Maybe it started with a coin your grandfather gave you, a shiny gold disc you knew was worth a little something. Then it grew into more shiny coins, each with a history, sentimental value and potentially, real investment value. You realize it’s time to learn more about how to store your coin collection to preserve what you’ve got.
After all, it’s important to properly store your coins to keep the metal from deteriorating, thus losing value, explains Shaun DuBois, numismatic (or “coins”) director at Pacific Coast Coin and Collateral. He shared his tips for keeping coins safe and organized.
“Most coins are valued according to their condition or state of preservation. Proper storage helps keep coins from degrading or picking up marks.”
In other words, you don’t just want to keep your coins loose in a sack, which can cause them to rub against or hit one another. This is especially true with “uncirculated” coins, meaning those that did not go out in the market to be handled or spent, thus they are free of any wear or damage.
He also suggests using cotton archival-style gloves when handling coins of value such as “proof coins” (special early samples of a coin issue popular with collectors).

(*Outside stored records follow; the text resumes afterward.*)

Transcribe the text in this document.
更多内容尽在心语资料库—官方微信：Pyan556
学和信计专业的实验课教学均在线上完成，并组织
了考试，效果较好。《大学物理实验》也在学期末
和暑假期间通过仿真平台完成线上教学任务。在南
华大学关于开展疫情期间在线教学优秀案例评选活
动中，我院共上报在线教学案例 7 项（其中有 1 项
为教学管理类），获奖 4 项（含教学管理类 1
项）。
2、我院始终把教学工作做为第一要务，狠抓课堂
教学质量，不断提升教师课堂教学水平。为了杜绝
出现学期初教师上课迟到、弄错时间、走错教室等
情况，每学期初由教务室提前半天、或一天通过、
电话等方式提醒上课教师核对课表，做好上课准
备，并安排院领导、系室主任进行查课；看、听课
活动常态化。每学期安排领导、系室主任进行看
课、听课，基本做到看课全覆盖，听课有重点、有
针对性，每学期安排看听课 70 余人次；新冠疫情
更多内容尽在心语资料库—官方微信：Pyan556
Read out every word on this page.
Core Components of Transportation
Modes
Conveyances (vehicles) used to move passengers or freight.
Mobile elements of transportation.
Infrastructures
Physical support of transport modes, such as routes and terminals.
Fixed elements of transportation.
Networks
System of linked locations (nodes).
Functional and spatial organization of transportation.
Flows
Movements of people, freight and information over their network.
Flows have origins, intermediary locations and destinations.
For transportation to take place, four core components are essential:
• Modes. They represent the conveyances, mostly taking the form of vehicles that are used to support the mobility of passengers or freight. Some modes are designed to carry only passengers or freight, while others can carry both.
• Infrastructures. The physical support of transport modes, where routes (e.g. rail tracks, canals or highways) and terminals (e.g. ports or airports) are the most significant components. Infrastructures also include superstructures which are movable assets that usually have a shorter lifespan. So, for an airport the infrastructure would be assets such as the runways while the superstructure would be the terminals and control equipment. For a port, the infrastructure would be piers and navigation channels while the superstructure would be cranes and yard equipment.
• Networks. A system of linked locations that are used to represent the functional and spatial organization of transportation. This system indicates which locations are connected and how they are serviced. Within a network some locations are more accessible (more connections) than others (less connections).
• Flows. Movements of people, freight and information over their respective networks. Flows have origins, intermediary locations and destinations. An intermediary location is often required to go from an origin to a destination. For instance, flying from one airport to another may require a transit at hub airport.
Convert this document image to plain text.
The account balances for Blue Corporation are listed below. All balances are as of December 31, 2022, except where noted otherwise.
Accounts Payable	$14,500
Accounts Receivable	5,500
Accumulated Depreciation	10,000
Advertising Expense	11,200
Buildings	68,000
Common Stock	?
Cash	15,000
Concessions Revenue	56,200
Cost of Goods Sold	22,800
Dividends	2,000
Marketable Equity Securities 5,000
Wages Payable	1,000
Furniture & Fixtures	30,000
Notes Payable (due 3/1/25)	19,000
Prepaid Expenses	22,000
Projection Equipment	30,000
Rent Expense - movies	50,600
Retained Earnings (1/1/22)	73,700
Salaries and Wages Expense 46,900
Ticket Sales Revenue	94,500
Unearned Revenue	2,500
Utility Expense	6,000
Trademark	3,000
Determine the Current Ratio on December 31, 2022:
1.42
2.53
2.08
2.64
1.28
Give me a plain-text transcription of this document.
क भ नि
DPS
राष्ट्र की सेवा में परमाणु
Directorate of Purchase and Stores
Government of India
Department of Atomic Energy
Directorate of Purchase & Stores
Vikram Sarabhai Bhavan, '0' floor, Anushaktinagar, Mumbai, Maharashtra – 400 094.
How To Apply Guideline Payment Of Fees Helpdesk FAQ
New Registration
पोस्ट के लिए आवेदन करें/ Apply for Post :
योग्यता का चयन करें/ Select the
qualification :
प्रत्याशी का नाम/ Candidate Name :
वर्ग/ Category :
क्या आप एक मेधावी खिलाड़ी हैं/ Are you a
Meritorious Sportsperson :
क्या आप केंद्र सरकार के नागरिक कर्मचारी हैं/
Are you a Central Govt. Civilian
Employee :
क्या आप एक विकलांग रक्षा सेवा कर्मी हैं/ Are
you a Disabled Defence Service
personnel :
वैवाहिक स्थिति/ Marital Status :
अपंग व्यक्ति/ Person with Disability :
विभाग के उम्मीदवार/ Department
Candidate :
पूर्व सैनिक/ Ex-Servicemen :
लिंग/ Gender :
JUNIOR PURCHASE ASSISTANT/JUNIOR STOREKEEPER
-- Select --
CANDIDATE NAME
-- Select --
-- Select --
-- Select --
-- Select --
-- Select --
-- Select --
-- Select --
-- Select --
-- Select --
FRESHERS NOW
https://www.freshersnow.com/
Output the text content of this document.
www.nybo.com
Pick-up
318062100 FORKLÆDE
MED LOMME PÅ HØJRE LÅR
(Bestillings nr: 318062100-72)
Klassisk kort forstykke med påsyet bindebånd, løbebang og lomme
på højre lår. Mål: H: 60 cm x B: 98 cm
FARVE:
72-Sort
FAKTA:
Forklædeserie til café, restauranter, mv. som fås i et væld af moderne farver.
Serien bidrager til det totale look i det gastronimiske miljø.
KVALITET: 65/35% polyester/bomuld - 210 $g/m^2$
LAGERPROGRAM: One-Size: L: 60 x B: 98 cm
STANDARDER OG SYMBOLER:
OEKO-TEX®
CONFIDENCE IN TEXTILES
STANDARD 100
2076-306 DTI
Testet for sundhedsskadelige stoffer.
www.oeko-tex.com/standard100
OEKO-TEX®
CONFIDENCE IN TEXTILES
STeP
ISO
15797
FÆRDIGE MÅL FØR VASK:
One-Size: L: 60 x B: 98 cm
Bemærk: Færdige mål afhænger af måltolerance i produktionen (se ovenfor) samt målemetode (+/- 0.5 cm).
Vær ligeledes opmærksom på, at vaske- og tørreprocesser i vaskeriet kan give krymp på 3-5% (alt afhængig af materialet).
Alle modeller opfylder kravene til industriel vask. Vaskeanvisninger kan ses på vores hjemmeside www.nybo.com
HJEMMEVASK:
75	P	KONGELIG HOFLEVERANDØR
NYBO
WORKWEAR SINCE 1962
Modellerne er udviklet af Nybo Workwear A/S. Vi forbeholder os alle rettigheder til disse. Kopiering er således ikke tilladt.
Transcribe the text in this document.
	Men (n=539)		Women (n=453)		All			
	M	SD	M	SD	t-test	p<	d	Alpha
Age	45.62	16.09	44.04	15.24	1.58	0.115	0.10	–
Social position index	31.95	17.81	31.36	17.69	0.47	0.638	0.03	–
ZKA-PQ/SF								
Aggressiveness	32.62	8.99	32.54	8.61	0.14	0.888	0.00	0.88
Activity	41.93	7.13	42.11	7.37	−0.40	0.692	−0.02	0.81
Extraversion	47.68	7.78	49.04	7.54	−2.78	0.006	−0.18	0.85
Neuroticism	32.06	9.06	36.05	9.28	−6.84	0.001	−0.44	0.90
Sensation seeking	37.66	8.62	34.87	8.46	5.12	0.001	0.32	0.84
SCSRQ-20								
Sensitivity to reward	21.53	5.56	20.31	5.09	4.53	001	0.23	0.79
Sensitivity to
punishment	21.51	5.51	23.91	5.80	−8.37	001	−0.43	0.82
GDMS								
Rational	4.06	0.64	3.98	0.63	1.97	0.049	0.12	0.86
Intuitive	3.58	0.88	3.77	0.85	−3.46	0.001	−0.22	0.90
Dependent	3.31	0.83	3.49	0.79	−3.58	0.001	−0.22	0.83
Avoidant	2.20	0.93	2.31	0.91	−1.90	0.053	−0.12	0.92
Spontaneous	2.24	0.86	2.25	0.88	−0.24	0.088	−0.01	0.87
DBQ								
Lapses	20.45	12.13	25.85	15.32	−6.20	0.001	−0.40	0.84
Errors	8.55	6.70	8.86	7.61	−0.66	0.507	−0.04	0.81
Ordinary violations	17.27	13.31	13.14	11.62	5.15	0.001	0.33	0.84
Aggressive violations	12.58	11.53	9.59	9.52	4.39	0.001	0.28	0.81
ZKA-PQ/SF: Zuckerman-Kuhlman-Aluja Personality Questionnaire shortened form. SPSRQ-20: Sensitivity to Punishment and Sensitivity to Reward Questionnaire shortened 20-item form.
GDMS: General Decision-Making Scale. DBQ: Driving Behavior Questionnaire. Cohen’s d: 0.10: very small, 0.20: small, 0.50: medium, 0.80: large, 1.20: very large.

“Acid and oils from your fingers, if heavily impressed into a coin can cause permanent finger prints etched into the coin. It is very unsightly and therefore a negative to value,” said Shaun. “Also, you should always handle a coin by its edges and never grip or squeeze a coin.”
For coin storage, Shaun has a few suggestions for optimal protection.
There are plastic sleeves often called “coin flips” (see photo, right) made from plastic, vinyl or mylar. You can also opt for plastic 2×2 cases (see photo, left), round acrylic “air tites,” or “coin sleeves,” which are two pieces of cardboard with a mylar window to see the coin. All of these will hold the coin safely in place and protect it.
Coins placed in these types of sleeves can then be stored in archival-quality storage boxes.
More valuable coins can be placed in a “slab,” a thick, snap-close, acrylic case that provides the most protection. If you have a number of loose coins you’re keeping for investment, rather than display, coin tubes are a good way to go.
Or if you prefer to keep your coins in a book style, where you can turn the pages and look at your collection, coin albums might be for you. All of these storage items can be found at most coin shops, or they can be ordered online.
When storing your coins, you want to keep them in their protective casings as much as possible.
“Since most metals react with oxygen in some way, even the smallest amount of oxygen in contact with a coin will cause damage,” said Shaun.
And while it’s tempting to polish up your coins before putting them inside a nice, fresh case, Shaun also cautions against cleaning them.
“You should almost never try to clean or alter your coins from how they are currently, as the value of most coins is based on their originality and numismatic integrity. If you were to alter them then you can potentially strip the coins of what most collectors prize and look for in their coins, thereby harming their value and causing them to be worth less in the marketplace.”
Lastly, after you’ve packed up your coins in a proper storage holder, find a good place to store them. Shaun says the environmental elements of that space are important.
Shaun recommends avoiding storing somewhere with extreme temperatures.
“Low temperatures could cause moisture to develop and spot your coins. Humidity can cause coins to corrode or spot, as the water reacts with the metal. Also, if the temperature goes too high, it could accelerate tarnishing that is potentially unsightly.”
Anywhere that is comfortable for humans is probably good for your coin collection too. With some care and proper protection, coin collecting will offer you a hobby than can be both fun and offer the maximum return on your bright and shiny investment!